Ashland, an idyllic town in southern Oregon, hosts one of the premier repertory companies in the country; The Oregon Shakespeare Festival. I made the cross-country trek for the first time last year (and reported back to Show-Score about it). I loved the experience, but, as a New Yorker I figured, well, that's probably the last time I'll make that schlep for a while. Turns out I couldn’t stay away.
The Oregon Shakespeare Festival (OSF to its friends) has been going strong for more than 80 years. Though it’s always been a mecca for Shakespeare lovers, each season (with at least ten mainstage shows and numerous staged readings) offers an astoundingly wide variety of programming, from classics to world premieres and everything in between. In just the three days I was there, I binge-watched six plays, including two fine Shakespeare productions (G. Valmont Thomas’ Falstaff in “Henry IV, Part 1” was remarkable), a masterful retelling of "The Odyssey” by Mary Zimmerman, and a winning theatrical adaptation of the movie “Shakespeare in Love” by Lee Hall.
But in addition to their longstanding reputation for classical revivals, OSF has launched a number of prominent new plays, including the play “All the Way” about Lyndon B. Johnson by Robert Schenkkan (2014 Tony Award for best play) and Lynn Nottage's “Sweat” (2017 Pulitzer Prize and audience favorite on Show-Score).
So, in blogging about OSF this season, I decided I would highlight the two excellent new plays I saw: “Hannah and the Dread Gazebo” and “Mojada: A Medea in Los Angeles.” Who knows—perhaps you’ll be seeing them in NYC before long.
“Hannah and the Dread Gazebo” by Jiehae Park explores the complex emotions associated with living on the border between two cultures. The play follows Hannah, a young Korean-American woman, who finds herself on a strange pilgrimage to Korea in search of her grandmother, who has died under mysterious circumstances. “Hannah” takes the audience on a wild, often funny ride from the U.S. to Korea, mixing snippets of Korean life and mythology with surrealistic scenes set in the DMZ.

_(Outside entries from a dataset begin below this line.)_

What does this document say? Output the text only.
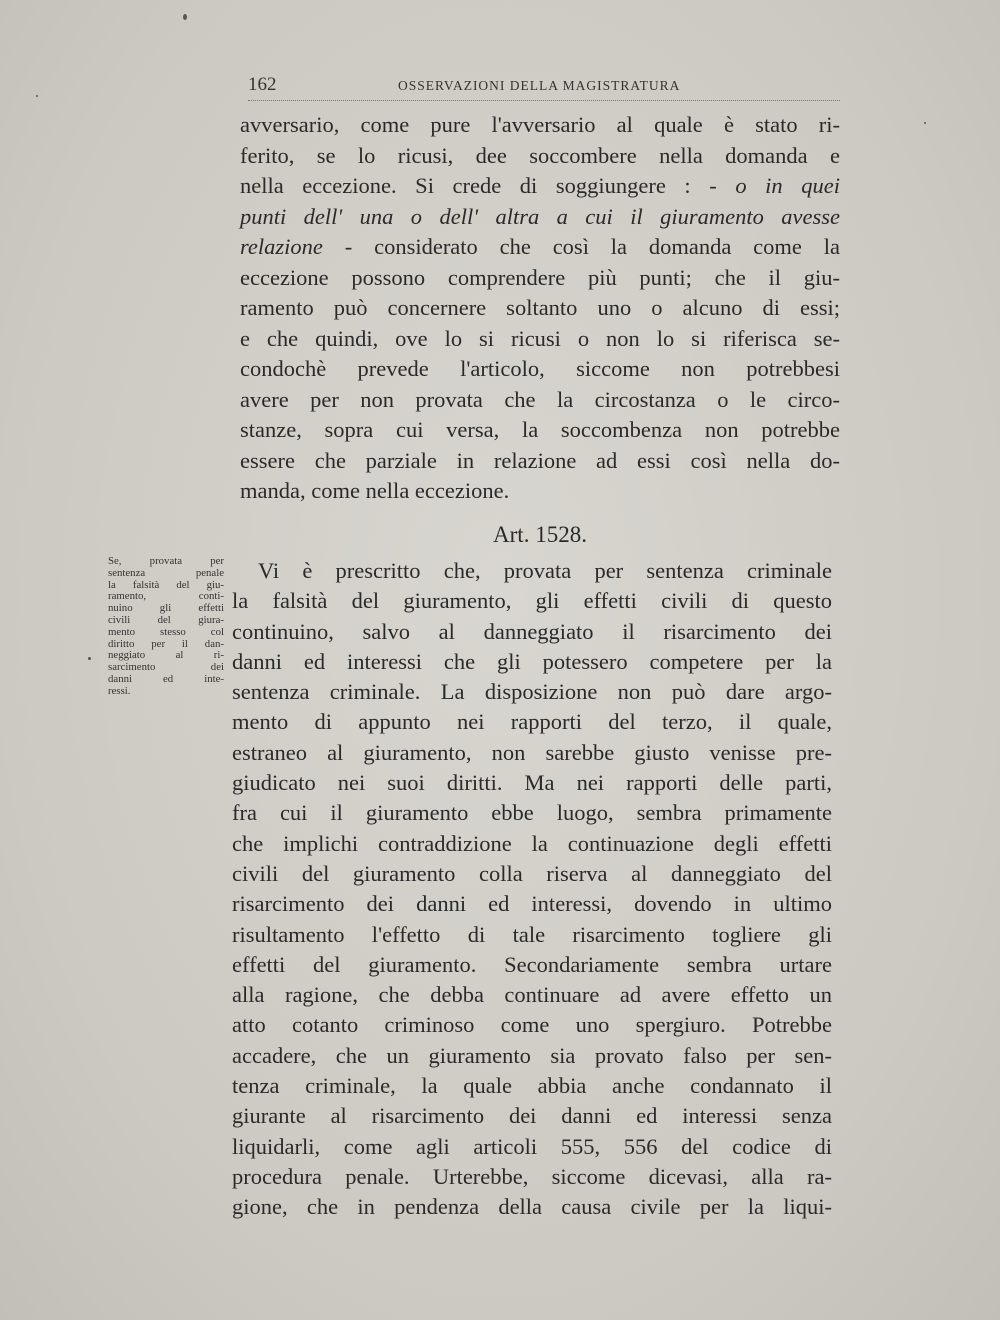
162	OSSERVAZIONI DELLA MAGISTRATURA
avversario, come pure l'avversario al quale è stato ri-
ferito, se lo ricusi, dee soccombere nella domanda e
nella eccezione. Si crede di soggiungere : - o in quei
punti dell' una o dell' altra a cui il giuramento avesse
relazione - considerato che così la domanda come la
eccezione possono comprendere più punti; che il giu-
ramento può concernere soltanto uno o alcuno di essi;
e che quindi, ove lo si ricusi o non lo si riferisca se-
condochè prevede l'articolo, siccome non potrebbesi
avere per non provata che la circostanza o le circo-
stanze, sopra cui versa, la soccombenza non potrebbe
essere che parziale in relazione ad essi così nella do-
manda, come nella eccezione.
Art. 1528.
Se, provata per
sentenza penale
la falsità del giu-
ramento, conti-
nuino gli effetti
civili del giura-
mento stesso col
diritto per il dan-
neggiato al ri-
sarcimento dei
danni ed inte-
ressi.
Vi è prescritto che, provata per sentenza criminale
la falsità del giuramento, gli effetti civili di questo
continuino, salvo al danneggiato il risarcimento dei
danni ed interessi che gli potessero competere per la
sentenza criminale. La disposizione non può dare argo-
mento di appunto nei rapporti del terzo, il quale,
estraneo al giuramento, non sarebbe giusto venisse pre-
giudicato nei suoi diritti. Ma nei rapporti delle parti,
fra cui il giuramento ebbe luogo, sembra primamente
che implichi contraddizione la continuazione degli effetti
civili del giuramento colla riserva al danneggiato del
risarcimento dei danni ed interessi, dovendo in ultimo
risultamento l'effetto di tale risarcimento togliere gli
effetti del giuramento. Secondariamente sembra urtare
alla ragione, che debba continuare ad avere effetto un
atto cotanto criminoso come uno spergiuro. Potrebbe
accadere, che un giuramento sia provato falso per sen-
tenza criminale, la quale abbia anche condannato il
giurante al risarcimento dei danni ed interessi senza
liquidarli, come agli articoli 555, 556 del codice di
procedura penale. Urterebbe, siccome dicevasi, alla ra-
gione, che in pendenza della causa civile per la liqui-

I attended a post-show talk with Cindy Im who plays the title role in “Hannah.” (I snapped a picture with her). When asked about her personal connection with the play, Cindy, herself Korean-American, noted that “Hannah” caused her to reflect in a different way on the passing of her own mother. On a lighter note, Cindy shared that her father—who is as much a critic as the father in “Hannah”—was very dubious about Cindy's choice to become an actor, offering to pay her way through law school instead. I think the legal profession’s loss is the theatrical world's gain.
“Mojada: A Medea in Los Angeles” by veteran playwright Luis Alfaro involves a different kind of journey. Euripides’ story of family destruction is here relocated to the barrios of East L.A.—and becomes a harrowing tale of the trials immigrants face today. (“Mojada” is the pejorative Spanish term for a Mexican who enters the US illegally).
This is not Alfaro’s first foray into the world of Greek adaptation—his powerful “Oedipus el Rey” reimagines the famous king as a criminal who can’t escape his past, and his “Electricdad” moves the tale of Electra’s vengeance on her murderous mother Clytemnestra to a contemporary drug lord’s home. Alfaro mines both the poetry and the brutality of these ancient stories. “Mojada” is a powerful addition to his opus.
I admit it—I’m a jaded New Yorker who thinks this city is the center of the theatrical universe. But OSF, by supplementing its first-rate productions with frequent talkbacks, behind-the-scenes tours, introductions to plays by festival educators, and interviews with actors, provides a fantastic "all theater all the time" experience for theatergoers. Indeed if, like me, you are obsessive about theater, the Oregon Shakespeare Festival is as about as good as it gets.